ItemA molecular classification of human mesenchymal stromal cellsRohart, F ; Mason, EA ; Matigian, N ; Mosbergen, R ; Korn, O ; Chen, T ; Butcher, S ; Patel, J ; Atkinson, K ; Khosrotehrani, K ; Fisk, NM ; Le Cao, K-A ; Wells, CA (PEERJ INC, 2016-03-24)Mesenchymal stromal cells (MSC) are widely used for the study of mesenchymal tissue repair, and increasingly adopted for cell therapy, despite the lack of consensus on the identity of these cells. In part this is due to the lack of specificity of MSC markers. Distinguishing MSC from other stromal cells such as fibroblasts is particularly difficult using standard analysis of surface proteins, and there is an urgent need for improved classification approaches. Transcriptome profiling is commonly used to describe and compare different cell types; however, efforts to identify specific markers of rare cellular subsets may be confounded by the small sample sizes of most studies. Consequently, it is difficult to derive reproducible, and therefore useful markers. We addressed the question of MSC classification with a large integrative analysis of many public MSC datasets. We derived a sparse classifier (The Rohart MSC test) that accurately distinguished MSC from non-MSC samples with >97% accuracy on an internal training set of 635 samples from 41 studies derived on 10 different microarray platforms. The classifier was validated on an external test set of 1,291 samples from 65 studies derived on 15 different platforms, with >95% accuracy. The genes that contribute to the MSC classifier formed a protein-interaction network that included known MSC markers. Further evidence of the relevance of this new MSC panel came from the high number of Mendelian disorders associated with mutations in more than 65% of the network.
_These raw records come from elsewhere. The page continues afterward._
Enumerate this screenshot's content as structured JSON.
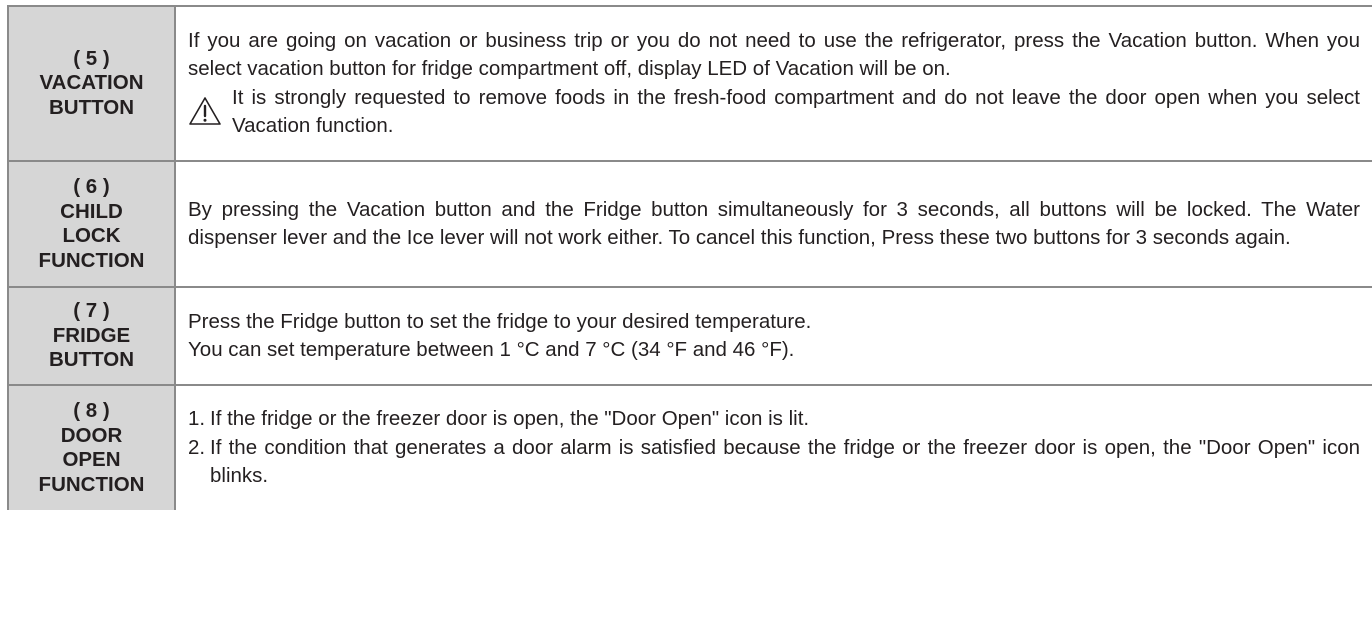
{
  "rows": [
    {
      "number": "( 5 )",
      "title_lines": [
        "VACATION",
        "BUTTON"
      ],
      "paragraphs": [
        "If you are going on vacation or business trip or you do not need to use the refrigerator, press the Vacation button. When you select vacation button for fridge compartment off, display LED of Vacation will be on."
      ],
      "warning": "It is strongly requested to remove foods in the fresh-food compartment and do not leave the door open when you select Vacation function."
    },
    {
      "number": "( 6 )",
      "title_lines": [
        "CHILD",
        "LOCK",
        "FUNCTION"
      ],
      "paragraphs": [
        "By pressing the Vacation button and the Fridge button simultaneously for 3 seconds, all buttons will be locked. The Water dispenser lever and the Ice lever will not work either. To cancel this function, Press these two buttons for 3 seconds again."
      ]
    },
    {
      "number": "( 7 )",
      "title_lines": [
        "FRIDGE",
        "BUTTON"
      ],
      "paragraphs": [
        "Press the Fridge button to set the fridge to your desired temperature.",
        "You can set temperature between 1 °C and 7 °C (34 °F and 46 °F)."
      ]
    },
    {
      "number": "( 8 )",
      "title_lines": [
        "DOOR",
        "OPEN",
        "FUNCTION"
      ],
      "list": [
        {
          "num": "1.",
          "text": "If the fridge or the freezer door is open, the \"Door Open\" icon is lit."
        },
        {
          "num": "2.",
          "text": "If the condition that generates a door alarm is satisfied because the fridge or the freezer door is open, the \"Door Open\" icon blinks."
        }
      ]
    }
  ],
  "icons": {
    "warning": "warning-triangle-icon"
  }
}
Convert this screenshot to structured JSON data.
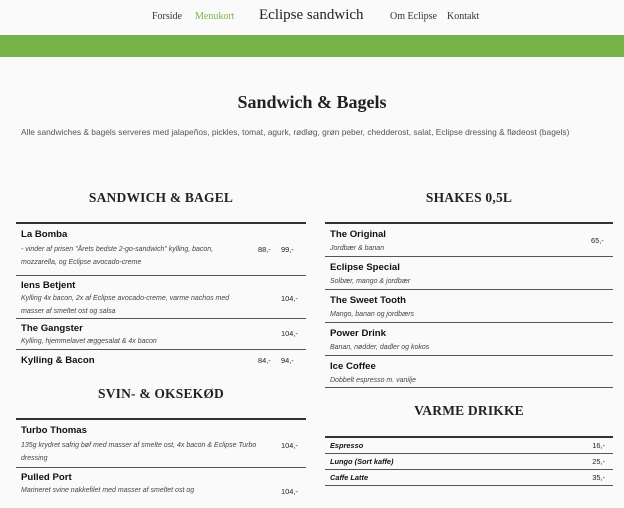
{
  "nav": {
    "items": [
      "Forside",
      "Menukort",
      "Om Eclipse",
      "Kontakt"
    ],
    "brand": "Eclipse sandwich"
  },
  "colors": {
    "accent": "#77b24a",
    "active_nav": "#7cb342"
  },
  "page_title": "Sandwich & Bagels",
  "intro": "Alle sandwiches & bagels serveres med jalapeños, pickles, tomat, agurk, rødløg, grøn peber, chedderost, salat, Eclipse dressing & flødeost (bagels)",
  "sandwich": {
    "title": "SANDWICH & BAGEL",
    "items": [
      {
        "name": "La Bomba",
        "desc": "- vinder af prisen \"Årets bedste 2-go-sandwich\" kylling, bacon, mozzarella, og Eclipse avocado-creme",
        "price1": "88,-",
        "price2": "99,-"
      },
      {
        "name": "Iens Betjent",
        "desc": "Kylling 4x bacon, 2x af Eclipse avocado-creme, varme nachos med masser af smeltet ost og salsa",
        "price1": "104,-",
        "price2": ""
      },
      {
        "name": "The Gangster",
        "desc": "Kylling, hjemmelavet æggesalat & 4x bacon",
        "price1": "104,-",
        "price2": ""
      },
      {
        "name": "Kylling & Bacon",
        "desc": "",
        "price1": "84,-",
        "price2": "94,-"
      }
    ]
  },
  "svin": {
    "title": "SVIN- & OKSEKØD",
    "items": [
      {
        "name": "Turbo Thomas",
        "desc": "135g krydret safrig bøf med masser af smelte ost, 4x bacon & Eclipse Turbo dressing",
        "price1": "104,-"
      },
      {
        "name": "Pulled Port",
        "desc": "Marineret svine nakkefilet med masser af smeltet ost og",
        "price1": "104,-"
      }
    ]
  },
  "shakes": {
    "title": "SHAKES 0,5L",
    "price": "65,-",
    "items": [
      {
        "name": "The Original",
        "desc": "Jordbær & banan"
      },
      {
        "name": "Eclipse Special",
        "desc": "Solbær, mango & jordbær"
      },
      {
        "name": "The Sweet Tooth",
        "desc": "Mango, banan og jordbærs"
      },
      {
        "name": "Power Drink",
        "desc": "Banan, nødder, dadler og kokos"
      },
      {
        "name": "Ice Coffee",
        "desc": "Dobbelt espresso m. vanilje"
      }
    ]
  },
  "varme": {
    "title": "VARME DRIKKE",
    "items": [
      {
        "name": "Espresso",
        "price": "16,-"
      },
      {
        "name": "Lungo (Sort kaffe)",
        "price": "25,-"
      },
      {
        "name": "Caffe Latte",
        "price": "35,-"
      }
    ]
  }
}
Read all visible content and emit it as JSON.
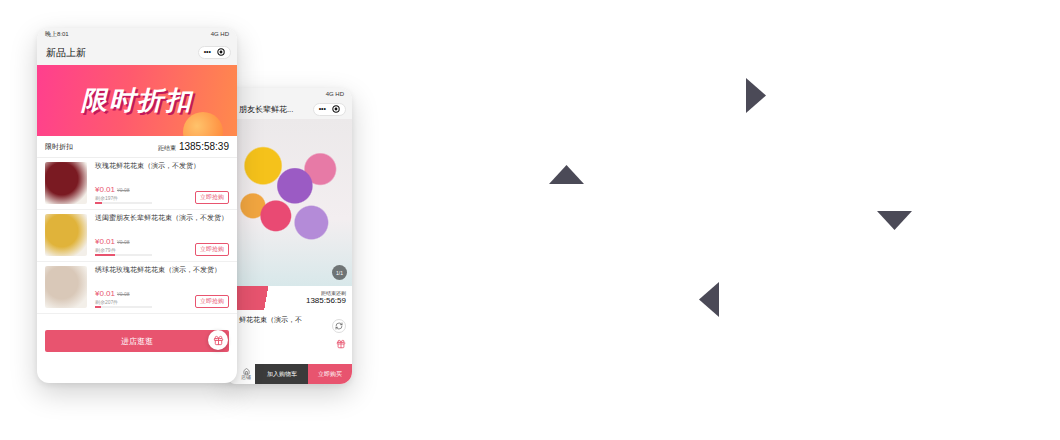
{
  "list_page": {
    "status_time": "晚上8:01",
    "status_network": "4G HD",
    "title": "新品上新",
    "menu_glyph": "•••",
    "banner_title": "限时折扣",
    "section_title": "限时折扣",
    "countdown_label": "距结束",
    "countdown": "1385:58:39",
    "items": [
      {
        "name": "玫瑰花鲜花花束（演示，不发货）",
        "price": "¥0.01",
        "original_price": "¥0.08",
        "stock": "剩余197件",
        "level": 0.12,
        "button": "立即抢购",
        "color": "#7a1a22"
      },
      {
        "name": "送闺蜜朋友长辈鲜花花束（演示，不发货）",
        "price": "¥0.01",
        "original_price": "¥0.08",
        "stock": "剩余79件",
        "level": 0.35,
        "button": "立即抢购",
        "color": "#e0b33a"
      },
      {
        "name": "绣球花玫瑰花鲜花花束（演示，不发货）",
        "price": "¥0.01",
        "original_price": "¥0.08",
        "stock": "剩余207件",
        "level": 0.1,
        "button": "立即抢购",
        "color": "#d9c8b8"
      }
    ],
    "enter_button": "进店逛逛"
  },
  "detail_page": {
    "status_network": "4G HD",
    "title": "朋友长辈鲜花...",
    "menu_glyph": "•••",
    "image_counter": "1/1",
    "countdown_label": "距结束还剩",
    "countdown": "1385:56:59",
    "product_name": "鲜花花束（演示，不",
    "tabbar": [
      {
        "label": "店铺",
        "kind": "home"
      },
      {
        "label": "加入购物车",
        "kind": "cart"
      },
      {
        "label": "立即购买",
        "kind": "buy"
      }
    ]
  },
  "arrows": [
    {
      "kind": "right"
    },
    {
      "kind": "up"
    },
    {
      "kind": "down"
    },
    {
      "kind": "left"
    }
  ]
}
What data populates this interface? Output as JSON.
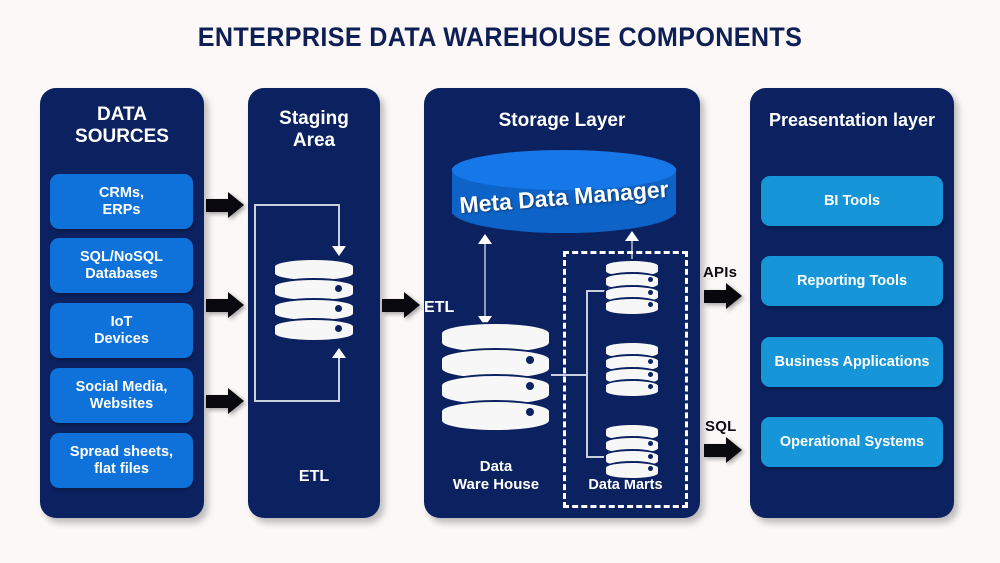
{
  "page": {
    "title": "ENTERPRISE DATA WAREHOUSE COMPONENTS",
    "background_color": "#fbf8f7",
    "panel_color": "#0c2260",
    "source_chip_color": "#0f72da",
    "presentation_chip_color": "#1795d9",
    "meta_cylinder_color": "#1577e8"
  },
  "panels": {
    "data_sources": {
      "title": "DATA\nSOURCES",
      "title_line1": "DATA",
      "title_line2": "SOURCES",
      "items": [
        {
          "line1": "CRMs,",
          "line2": "ERPs"
        },
        {
          "line1": "SQL/NoSQL",
          "line2": "Databases"
        },
        {
          "line1": "IoT",
          "line2": "Devices"
        },
        {
          "line1": "Social Media,",
          "line2": "Websites"
        },
        {
          "line1": "Spread sheets,",
          "line2": "flat files"
        }
      ]
    },
    "staging_area": {
      "title_line1": "Staging",
      "title_line2": "Area",
      "bottom_label": "ETL"
    },
    "storage_layer": {
      "title": "Storage Layer",
      "etl_label": "ETL",
      "meta_data_manager": "Meta Data Manager",
      "warehouse_line1": "Data",
      "warehouse_line2": "Ware House",
      "data_marts_label": "Data Marts"
    },
    "presentation_layer": {
      "title": "Preasentation layer",
      "items": [
        {
          "label": "BI Tools"
        },
        {
          "label": "Reporting Tools"
        },
        {
          "label": "Business Applications"
        },
        {
          "label": "Operational Systems"
        }
      ]
    }
  },
  "flows": {
    "apis_label": "APIs",
    "sql_label": "SQL"
  }
}
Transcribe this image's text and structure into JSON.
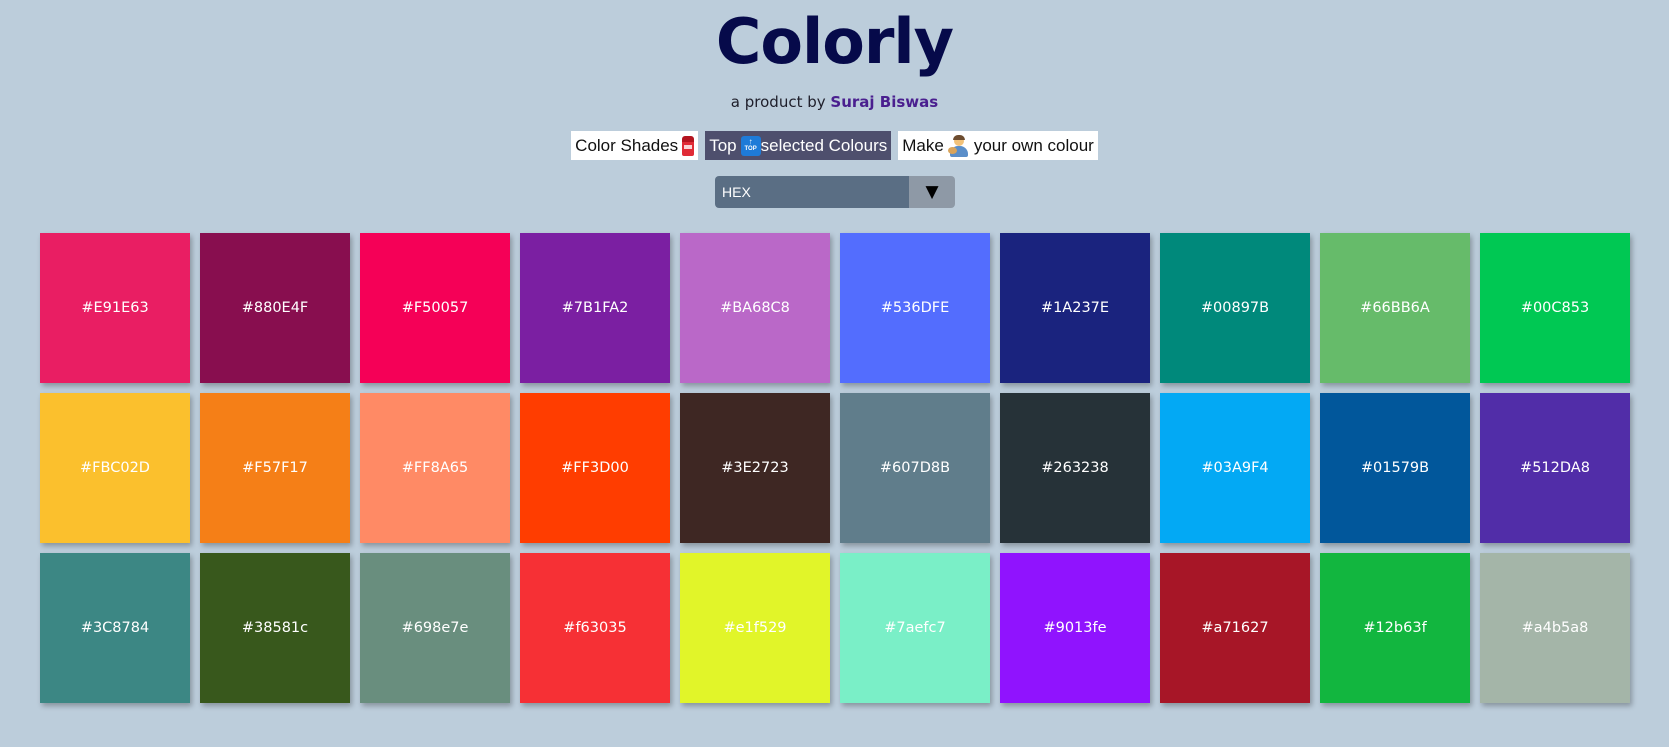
{
  "header": {
    "title": "Colorly",
    "byline_prefix": "a product by",
    "author": "Suraj Biswas"
  },
  "nav": {
    "items": [
      {
        "label": "Color Shades",
        "icon": "crayon-icon",
        "active": false
      },
      {
        "label_before": "Top",
        "icon": "top-icon",
        "label_after": "selected Colours",
        "active": true
      },
      {
        "label_before": "Make",
        "icon": "artist-icon",
        "label_after": "your own colour",
        "active": false
      }
    ]
  },
  "format_select": {
    "value": "HEX",
    "arrow": "▼"
  },
  "colors": {
    "accent": "#060a4a",
    "background": "#bccddb",
    "swatches": [
      "#E91E63",
      "#880E4F",
      "#F50057",
      "#7B1FA2",
      "#BA68C8",
      "#536DFE",
      "#1A237E",
      "#00897B",
      "#66BB6A",
      "#00C853",
      "#FBC02D",
      "#F57F17",
      "#FF8A65",
      "#FF3D00",
      "#3E2723",
      "#607D8B",
      "#263238",
      "#03A9F4",
      "#01579B",
      "#512DA8",
      "#3C8784",
      "#38581c",
      "#698e7e",
      "#f63035",
      "#e1f529",
      "#7aefc7",
      "#9013fe",
      "#a71627",
      "#12b63f",
      "#a4b5a8"
    ]
  }
}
These result in mesenchymal defects, particularly impacting on skeletal growth and function. The Rohart MSC test is a simple in silico test that accurately discriminates MSC from fibroblasts, other adult stem/progenitor cell types or differentiated stromal cells. It has been implemented in the www.stemformatics.org resource, to assist researchers wishing to benchmark their own MSC datasets or data from the public domain. The code is available from the CRAN repository and all data used to generate the MSC test is available to download via the Gene Expression Omnibus or the Stemformatics resource.